E. E. Cummings: Complete Poems, 1904–1962 and The Collected Poems of James Laughlin
Unlike many well-known poets, E. E. Cummings and James Laughlin didn’t write with metaphysical or philosophical ambition. But that doesn’t mean their poetry doesn’t matter.
Cummings wrote verse that is often praised for qualities that philosophically ambitious poets would be loath to display: childlike simplicity and whimsy. His 1958 collection, 95 Poems, included in Complete Poems, is full of such wonders. For example, #16 begins: “in time of daffodils (who know / the goal of living is to grow) / forgetting why remember how / in time of lilacs who proclaim / the aim of waking is to dream.” What look to be typos in a Cummings poem usually are not, and those that are have been “corrected” in this beautiful new reprint edition by the people at Liveright.

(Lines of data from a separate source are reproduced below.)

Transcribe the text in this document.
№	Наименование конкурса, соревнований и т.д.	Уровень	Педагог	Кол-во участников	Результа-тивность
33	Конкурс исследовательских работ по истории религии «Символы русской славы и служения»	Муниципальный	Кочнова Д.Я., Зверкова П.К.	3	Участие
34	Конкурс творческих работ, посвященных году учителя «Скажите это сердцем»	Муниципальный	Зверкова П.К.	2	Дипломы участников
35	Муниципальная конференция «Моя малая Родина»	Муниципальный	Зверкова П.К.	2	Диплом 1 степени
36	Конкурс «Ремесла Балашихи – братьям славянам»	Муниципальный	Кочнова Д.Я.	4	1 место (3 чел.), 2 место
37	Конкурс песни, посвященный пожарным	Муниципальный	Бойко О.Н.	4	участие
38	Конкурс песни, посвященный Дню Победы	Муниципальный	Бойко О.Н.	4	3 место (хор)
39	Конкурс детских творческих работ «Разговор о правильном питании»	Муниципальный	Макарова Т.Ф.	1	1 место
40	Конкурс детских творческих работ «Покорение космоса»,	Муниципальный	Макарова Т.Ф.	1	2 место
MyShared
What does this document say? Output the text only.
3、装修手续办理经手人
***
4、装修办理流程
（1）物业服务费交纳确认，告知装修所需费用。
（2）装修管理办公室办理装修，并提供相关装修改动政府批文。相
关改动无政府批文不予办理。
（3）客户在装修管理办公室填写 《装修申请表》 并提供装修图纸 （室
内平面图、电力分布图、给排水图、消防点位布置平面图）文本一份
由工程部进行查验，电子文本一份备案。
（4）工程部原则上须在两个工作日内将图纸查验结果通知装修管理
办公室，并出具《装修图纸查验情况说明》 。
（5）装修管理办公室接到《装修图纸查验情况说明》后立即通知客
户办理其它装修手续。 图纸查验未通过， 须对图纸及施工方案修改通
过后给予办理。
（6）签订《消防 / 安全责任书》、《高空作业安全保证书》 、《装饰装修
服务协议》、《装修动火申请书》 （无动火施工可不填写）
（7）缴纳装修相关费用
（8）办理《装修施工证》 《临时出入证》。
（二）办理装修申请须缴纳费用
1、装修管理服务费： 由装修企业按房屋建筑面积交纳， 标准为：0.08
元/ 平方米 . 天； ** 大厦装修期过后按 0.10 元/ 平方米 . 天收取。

The poems in Cummings’s 1963 volume, 73 Poems, also lack titles, so an index of titles would be both impossible and unnecessary. Even the index of first lines, which is standard in collected editions, looks ridiculous. First lines include “a-” and “a gr,” as well as “as” and “b.” It seems almost silly, but readers will want to be able to look up a familiar poem. And such a method is all the more striking when we encounter first lines such as this one: “unlove’s the heavenless hell and homeless home,” from #91 of 95 Poems.